By AIA Contract Documents
December 5, 2023
If you are in the construction industry, you are likely familiar with professional liability insurance – a policy typically purchased by design and engineering professionals, which provides coverage for financial loss due to claims of negligence, mistakes, or a failure to perform their professional duties. However, did you also know that miscellaneous professional liability coverage exists? This article provides a general description of what miscellaneous professional liability coverage is and what professionals or quasi-professionals may want it.
What is miscellaneous professional liability insurance?
Miscellaneous professional liability insurance covers various professionals or quasi professionals who may not fall into the standard policies or specific categories covered by traditional professional liability insurance. For example, traditional professional liability insurance is tailored to specific professions, such as design and engineering professionals. Choosing the correct traditional professional liability insurance policy depends, in large part, on the nature of the profession and the coverage needs. Miscellaneous professional liability insurance, however, is suitable for professionals regardless of whether it falls within a specific industry recognized by traditional professional liability insurance.
Who could use miscellaneous professional liability insurance?
Professionals in the construction industry who may elect to procure miscellaneous professional liability insurance coverage include, but are not limited to, owner’s representatives, program managers, consultants, safety consultants, and any others who may need a more flexible policy that can cater to the diverse needs of their role in a construction project.
Before beginning your next project, contact your broker or insurance provider to learn more about this insurance and consider whether this insurance might be right for you.

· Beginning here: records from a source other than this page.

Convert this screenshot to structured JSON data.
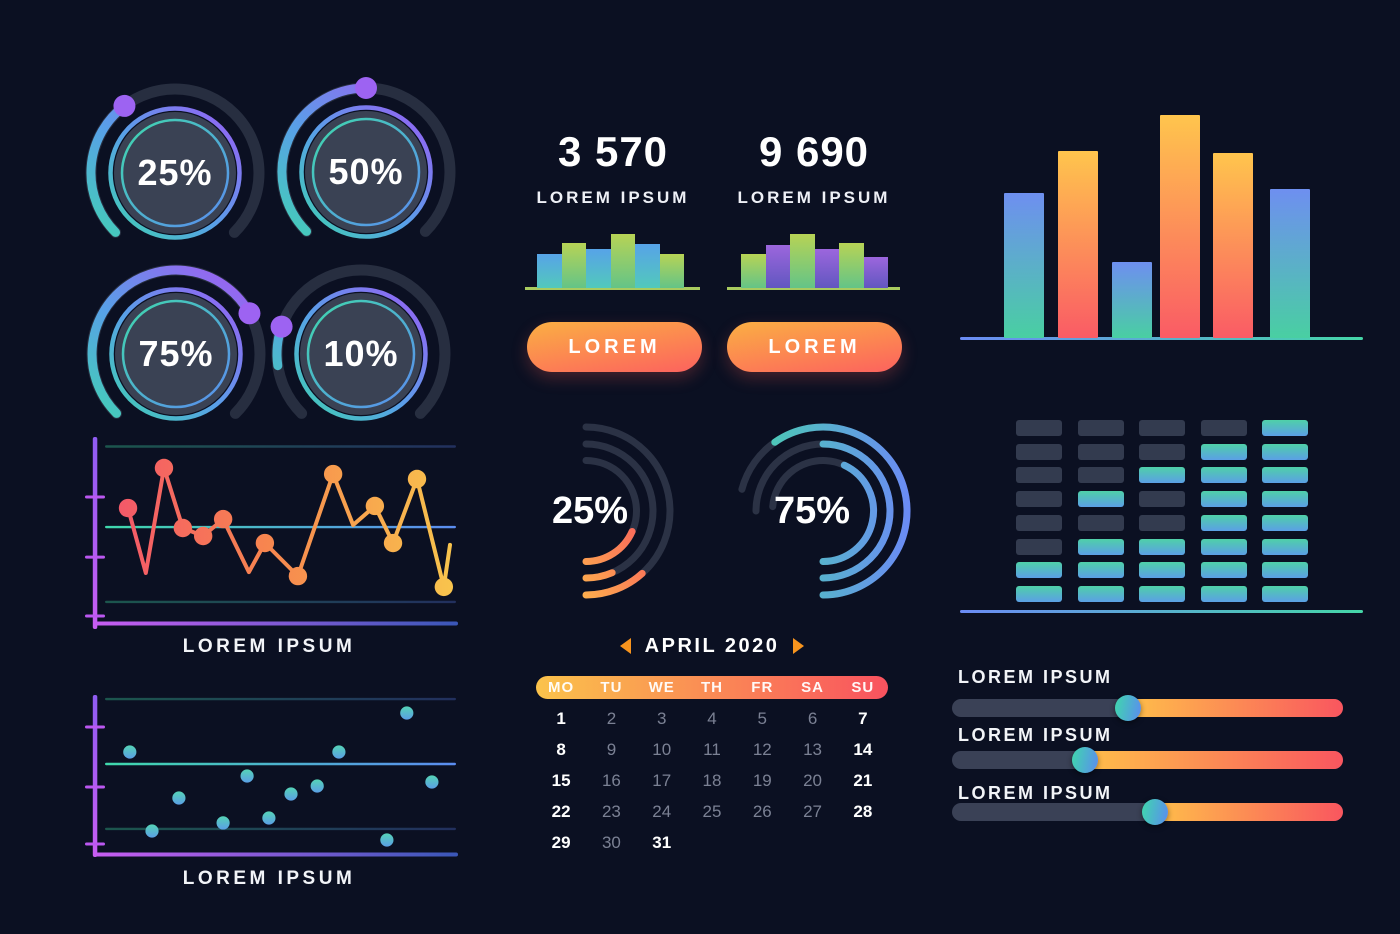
{
  "colors": {
    "background": "#0b1022",
    "teal": "#3fd8ac",
    "blue": "#5b8cf0",
    "purple": "#9d5ff2",
    "magenta": "#c45bf2",
    "warm_yellow": "#ffc04a",
    "warm_red": "#f9565f",
    "panel_circle": "#3a4254",
    "track_dark": "#272e40",
    "muted_text": "#7b8194",
    "arrow_orange": "#f7941e",
    "mini_underline_green": "#a9cb5f"
  },
  "gauges": {
    "items": [
      {
        "value": "25%",
        "percent": 25,
        "arc": [
          225,
          323
        ]
      },
      {
        "value": "50%",
        "percent": 50,
        "arc": [
          225,
          360
        ]
      },
      {
        "value": "75%",
        "percent": 75,
        "arc": [
          225,
          421
        ]
      },
      {
        "value": "10%",
        "percent": 10,
        "arc": [
          262,
          289
        ]
      }
    ]
  },
  "stat_cards": {
    "items": [
      {
        "value": "3 570",
        "label": "LOREM IPSUM",
        "button_label": "LOREM"
      },
      {
        "value": "9 690",
        "label": "LOREM IPSUM",
        "button_label": "LOREM"
      }
    ]
  },
  "chart_data": [
    {
      "id": "stat-mini-bars-1",
      "type": "bar",
      "values": [
        63,
        83,
        72,
        100,
        81,
        63
      ],
      "bar_colors": [
        "blue",
        "green",
        "blue",
        "green",
        "blue",
        "green"
      ]
    },
    {
      "id": "stat-mini-bars-2",
      "type": "bar",
      "values": [
        63,
        80,
        100,
        72,
        83,
        57
      ],
      "bar_colors": [
        "green",
        "purple",
        "green",
        "purple",
        "green",
        "purple"
      ]
    },
    {
      "id": "main-bar-chart",
      "type": "bar",
      "values": [
        65,
        84,
        34,
        100,
        83,
        67
      ],
      "bar_colors": [
        "cool",
        "warm",
        "cool",
        "warm",
        "warm",
        "cool"
      ],
      "ylim": [
        0,
        100
      ]
    },
    {
      "id": "line-chart",
      "type": "line",
      "title": "LOREM IPSUM",
      "points": [
        [
          9.1,
          62.6
        ],
        [
          14.0,
          28.4
        ],
        [
          19.0,
          83.7
        ],
        [
          24.2,
          52.1
        ],
        [
          29.8,
          47.9
        ],
        [
          35.3,
          56.8
        ],
        [
          42.4,
          28.9
        ],
        [
          46.8,
          44.2
        ],
        [
          55.9,
          26.8
        ],
        [
          65.6,
          80.5
        ],
        [
          71.1,
          53.7
        ],
        [
          77.1,
          63.7
        ],
        [
          82.1,
          44.2
        ],
        [
          88.7,
          77.9
        ],
        [
          96.1,
          21.1
        ],
        [
          97.8,
          43.2
        ]
      ],
      "markers": [
        1,
        0,
        1,
        1,
        1,
        1,
        0,
        1,
        1,
        1,
        0,
        1,
        1,
        1,
        1,
        0
      ],
      "gridlines_y": [
        95,
        52.6,
        13.2
      ],
      "ticks_y": [
        68.4,
        36.8,
        5.8
      ],
      "xlim": [
        0,
        100
      ],
      "ylim": [
        0,
        100
      ]
    },
    {
      "id": "scatter-chart",
      "type": "scatter",
      "title": "LOREM IPSUM",
      "points": [
        [
          9.6,
          65.2
        ],
        [
          15.7,
          15.2
        ],
        [
          23.1,
          36.1
        ],
        [
          35.3,
          20.3
        ],
        [
          41.9,
          50.0
        ],
        [
          47.9,
          23.4
        ],
        [
          54.0,
          38.6
        ],
        [
          61.2,
          43.7
        ],
        [
          67.2,
          65.2
        ],
        [
          80.4,
          9.5
        ],
        [
          85.9,
          89.9
        ],
        [
          92.8,
          46.2
        ]
      ],
      "gridlines_y": [
        98.7,
        57.6,
        16.5
      ],
      "ticks_y": [
        81,
        43,
        7
      ],
      "xlim": [
        0,
        100
      ],
      "ylim": [
        0,
        100
      ]
    },
    {
      "id": "radial-25",
      "type": "radial-arcs",
      "value": "25%",
      "palette": "warm",
      "rings": [
        {
          "track": [
            0,
            180
          ],
          "progress": [
            138,
            180
          ]
        },
        {
          "track": [
            0,
            180
          ],
          "progress": [
            157,
            180
          ]
        },
        {
          "track": [
            0,
            180
          ],
          "progress": [
            114,
            180
          ]
        }
      ]
    },
    {
      "id": "radial-75",
      "type": "radial-arcs",
      "value": "75%",
      "palette": "cool",
      "rings": [
        {
          "track": [
            -75,
            180
          ],
          "progress": [
            -35,
            180
          ]
        },
        {
          "track": [
            -90,
            180
          ],
          "progress": [
            0,
            180
          ]
        },
        {
          "track": [
            -85,
            180
          ],
          "progress": [
            25,
            180
          ]
        }
      ]
    },
    {
      "id": "equalizer",
      "type": "heatmap",
      "columns": [
        [
          0,
          0,
          0,
          0,
          0,
          0,
          1,
          1
        ],
        [
          0,
          0,
          0,
          1,
          0,
          1,
          1,
          1
        ],
        [
          0,
          0,
          1,
          0,
          0,
          1,
          1,
          1
        ],
        [
          0,
          1,
          1,
          1,
          1,
          1,
          1,
          1
        ],
        [
          1,
          1,
          1,
          1,
          1,
          1,
          1,
          1
        ]
      ]
    }
  ],
  "calendar": {
    "title": "APRIL 2020",
    "prev_icon": "left-arrow",
    "next_icon": "right-arrow",
    "weekdays": [
      "MO",
      "TU",
      "WE",
      "TH",
      "FR",
      "SA",
      "SU"
    ],
    "weeks": [
      [
        {
          "day": "1",
          "highlighted": true
        },
        {
          "day": "2",
          "highlighted": false
        },
        {
          "day": "3",
          "highlighted": false
        },
        {
          "day": "4",
          "highlighted": false
        },
        {
          "day": "5",
          "highlighted": false
        },
        {
          "day": "6",
          "highlighted": false
        },
        {
          "day": "7",
          "highlighted": true
        }
      ],
      [
        {
          "day": "8",
          "highlighted": true
        },
        {
          "day": "9",
          "highlighted": false
        },
        {
          "day": "10",
          "highlighted": false
        },
        {
          "day": "11",
          "highlighted": false
        },
        {
          "day": "12",
          "highlighted": false
        },
        {
          "day": "13",
          "highlighted": false
        },
        {
          "day": "14",
          "highlighted": true
        }
      ],
      [
        {
          "day": "15",
          "highlighted": true
        },
        {
          "day": "16",
          "highlighted": false
        },
        {
          "day": "17",
          "highlighted": false
        },
        {
          "day": "18",
          "highlighted": false
        },
        {
          "day": "19",
          "highlighted": false
        },
        {
          "day": "20",
          "highlighted": false
        },
        {
          "day": "21",
          "highlighted": true
        }
      ],
      [
        {
          "day": "22",
          "highlighted": true
        },
        {
          "day": "23",
          "highlighted": false
        },
        {
          "day": "24",
          "highlighted": false
        },
        {
          "day": "25",
          "highlighted": false
        },
        {
          "day": "26",
          "highlighted": false
        },
        {
          "day": "27",
          "highlighted": false
        },
        {
          "day": "28",
          "highlighted": true
        }
      ],
      [
        {
          "day": "29",
          "highlighted": true
        },
        {
          "day": "30",
          "highlighted": false
        },
        {
          "day": "31",
          "highlighted": true
        }
      ]
    ]
  },
  "sliders": {
    "items": [
      {
        "label": "LOREM IPSUM",
        "value": 0.45
      },
      {
        "label": "LOREM IPSUM",
        "value": 0.34
      },
      {
        "label": "LOREM IPSUM",
        "value": 0.52
      }
    ]
  }
}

AIA Contract Documents has provided this article for general informational purposes only. The information provided is not legal opinion or legal advice and does not create an attorney-client relationship of any kind. This article is also not intended to provide guidance as to how project parties should interpret their specific contracts or resolve contract disputes, as those decisions will need to be made in consultation with legal counsel, insurance counsel, and other professionals, and based upon a multitude of factors.